Factorized Video Autoencoders for Efficient Generative Modelling

TL;DR

This paper introduces a factorized autoencoder with a four-plane latent space for efficient high-dimensional video modeling, enabling faster and memory-efficient generative tasks while maintaining high-quality reconstructions.

Contribution

The paper presents a novel four-plane factorized autoencoder that scales sublinearly with input size, improving efficiency for video generative modeling.

Findings

Retains high-fidelity reconstructions despite heavy compression

Enables faster and memory-efficient video generation with latent diffusion models

Supports various conditional generation tasks like class-conditional generation, frame prediction, and interpolation

Abstract

Latent variable generative models have emerged as powerful tools for generative tasks including image and video synthesis.

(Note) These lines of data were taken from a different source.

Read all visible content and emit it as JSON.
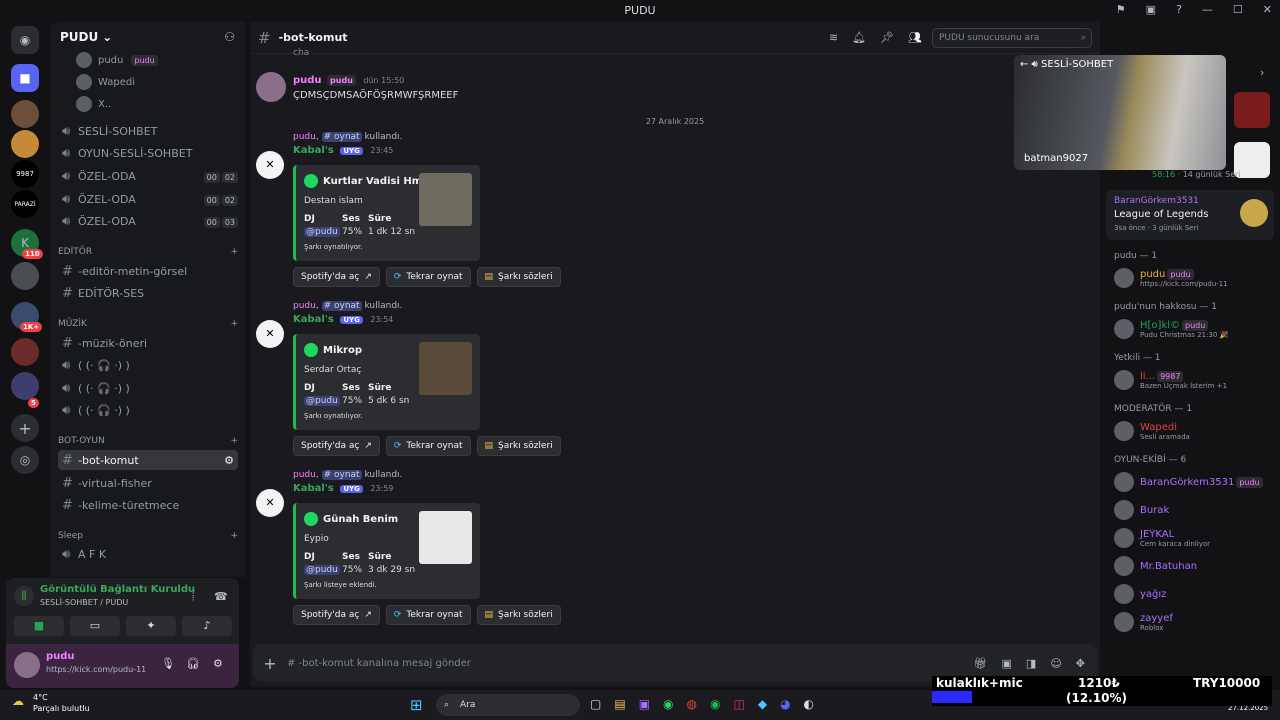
{
  "window": {
    "title": "PUDU"
  },
  "server": {
    "name": "PUDU"
  },
  "rail": {
    "badges": [
      "110",
      "1K+",
      "5"
    ],
    "rail_label_9987": "9987",
    "rail_label_paraz": "PARAZİ"
  },
  "voice_users": [
    {
      "name": "pudu",
      "tag": "pudu"
    },
    {
      "name": "Wapedi"
    },
    {
      "name": "X.."
    }
  ],
  "channels": {
    "voice_top": [
      {
        "label": "SESLİ-SOHBET"
      },
      {
        "label": "OYUN-SESLİ-SOHBET"
      },
      {
        "label": "ÖZEL-ODA",
        "a": "00",
        "b": "02"
      },
      {
        "label": "ÖZEL-ODA",
        "a": "00",
        "b": "02"
      },
      {
        "label": "ÖZEL-ODA",
        "a": "00",
        "b": "03"
      }
    ],
    "cat_editor": "EDİTÖR",
    "editor": [
      "-editör-metin-görsel",
      "EDİTÖR-SES"
    ],
    "cat_muzik": "MÜZİK",
    "muzik": [
      "-müzik-öneri",
      "( (· 🎧 ·) )",
      "( (· 🎧 ·) )",
      "( (· 🎧 ·) )"
    ],
    "cat_bot": "BOT-OYUN",
    "bot": [
      "-bot-komut",
      "-virtual-fisher",
      "-kelime-türetmece"
    ],
    "cat_sleep": "Sleep",
    "sleep": [
      "A F K"
    ]
  },
  "voice_panel": {
    "status": "Görüntülü Bağlantı Kuruldu",
    "channel": "SESLİ-SOHBET / PUDU",
    "user_name": "pudu",
    "user_status": "https://kick.com/pudu-11"
  },
  "header": {
    "channel": "-bot-komut",
    "search_placeholder": "PUDU sunucusunu ara"
  },
  "messages": {
    "partial_top": "cha",
    "first": {
      "author": "pudu",
      "tag": "pudu",
      "time": "dün 15:50",
      "text": "ÇDMSÇDMSAÖFÖŞRMWFŞRMEEF"
    },
    "date_divider": "27 Aralık 2025",
    "used_word": "kullandı.",
    "used_user": "pudu",
    "used_cmd": "oynat",
    "bot_name": "Kabal's",
    "bot_tag": "UYG",
    "field_dj": "DJ",
    "field_ses": "Ses",
    "field_sure": "Süre",
    "btn_spotify": "Spotify'da aç",
    "btn_replay": "Tekrar oynat",
    "btn_lyrics": "Şarkı sözleri",
    "songs": [
      {
        "time": "23:45",
        "title": "Kurtlar Vadisi Hmm",
        "artist": "Destan islam",
        "dj": "@pudu",
        "vol": "75%",
        "dur": "1 dk 12 sn",
        "status": "Şarkı oynatılıyor."
      },
      {
        "time": "23:54",
        "title": "Mikrop",
        "artist": "Serdar Ortaç",
        "dj": "@pudu",
        "vol": "75%",
        "dur": "5 dk 6 sn",
        "status": "Şarkı oynatılıyor."
      },
      {
        "time": "23:59",
        "title": "Günah Benim",
        "artist": "Eypio",
        "dj": "@pudu",
        "vol": "75%",
        "dur": "3 dk 29 sn",
        "status": "Şarkı listeye eklendi."
      }
    ],
    "composer_placeholder": "-bot-komut kanalına mesaj gönder"
  },
  "video_popup": {
    "channel": "SESLİ-SOHBET",
    "user": "batman9027"
  },
  "members": {
    "top_activity": {
      "a": "58:16",
      "b": "14 günlük Seri"
    },
    "lol_user": "BaranGörkem3531",
    "lol_game": "League of Legends",
    "lol_sub": "3sa önce",
    "lol_sub2": "3 günlük Seri",
    "groups": [
      {
        "title": "pudu — 1",
        "members": [
          {
            "name": "pudu",
            "tag": "pudu",
            "sub": "https://kick.com/pudu-11",
            "color": "#f0b232"
          }
        ]
      },
      {
        "title": "pudu'nun hakkosu — 1",
        "members": [
          {
            "name": "H[o]kl©",
            "tag": "pudu",
            "sub": "Pudu Christmas 21:30 🎉",
            "color": "#23a559"
          }
        ]
      },
      {
        "title": "Yetkili — 1",
        "members": [
          {
            "name": "li...",
            "tag": "9987",
            "sub": "Bazen Uçmak İsterim +1",
            "color": "#e0443d"
          }
        ]
      },
      {
        "title": "MODERATÖR — 1",
        "members": [
          {
            "name": "Wapedi",
            "sub": "Sesli aramada",
            "color": "#e0443d"
          }
        ]
      },
      {
        "title": "OYUN-EKİBİ — 6",
        "members": [
          {
            "name": "BaranGörkem3531",
            "tag": "pudu",
            "color": "#a970ff"
          },
          {
            "name": "Burak",
            "color": "#a970ff"
          },
          {
            "name": "JEYKAL",
            "sub": "Cem karaca dinliyor",
            "color": "#a970ff"
          },
          {
            "name": "Mr.Batuhan",
            "color": "#a970ff"
          },
          {
            "name": "yağız",
            "color": "#a970ff"
          },
          {
            "name": "zayyef",
            "sub": "Roblox",
            "color": "#a970ff"
          }
        ]
      }
    ]
  },
  "taskbar": {
    "weather_temp": "4°C",
    "weather_desc": "Parçalı bulutlu",
    "search": "Ara",
    "date": "27.12.2025"
  },
  "ticker": {
    "left": "kulaklık+mic",
    "mid1": "1210₺",
    "mid2": "(12.10%)",
    "right": "TRY10000"
  }
}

These models are enabled by pretrained autoencoders that map high resolution data into a compressed lower dimensional latent space, where the generative models can subsequently be developed while requiring fewer computational resources. Despite their effectiveness, the direct application of latent variable models to higher dimensional domains such as videos continues to pose challenges for efficient training and inference. In this paper, we propose an autoencoder that projects volumetric data onto a four-plane factorized latent space that grows sublinearly with the input size, making it ideal for higher dimensional data like videos. The design of our factorized model supports straightforward adoption in a number of conditional generation tasks with latent diffusion models (LDMs), such as class-conditional generation, frame prediction, and video interpolation. Our results show that the proposed four-plane latent space retains a rich representation needed for high-fidelity reconstructions despite the heavy compression, while simultaneously enabling LDMs to operate with significant improvements in speed and memory.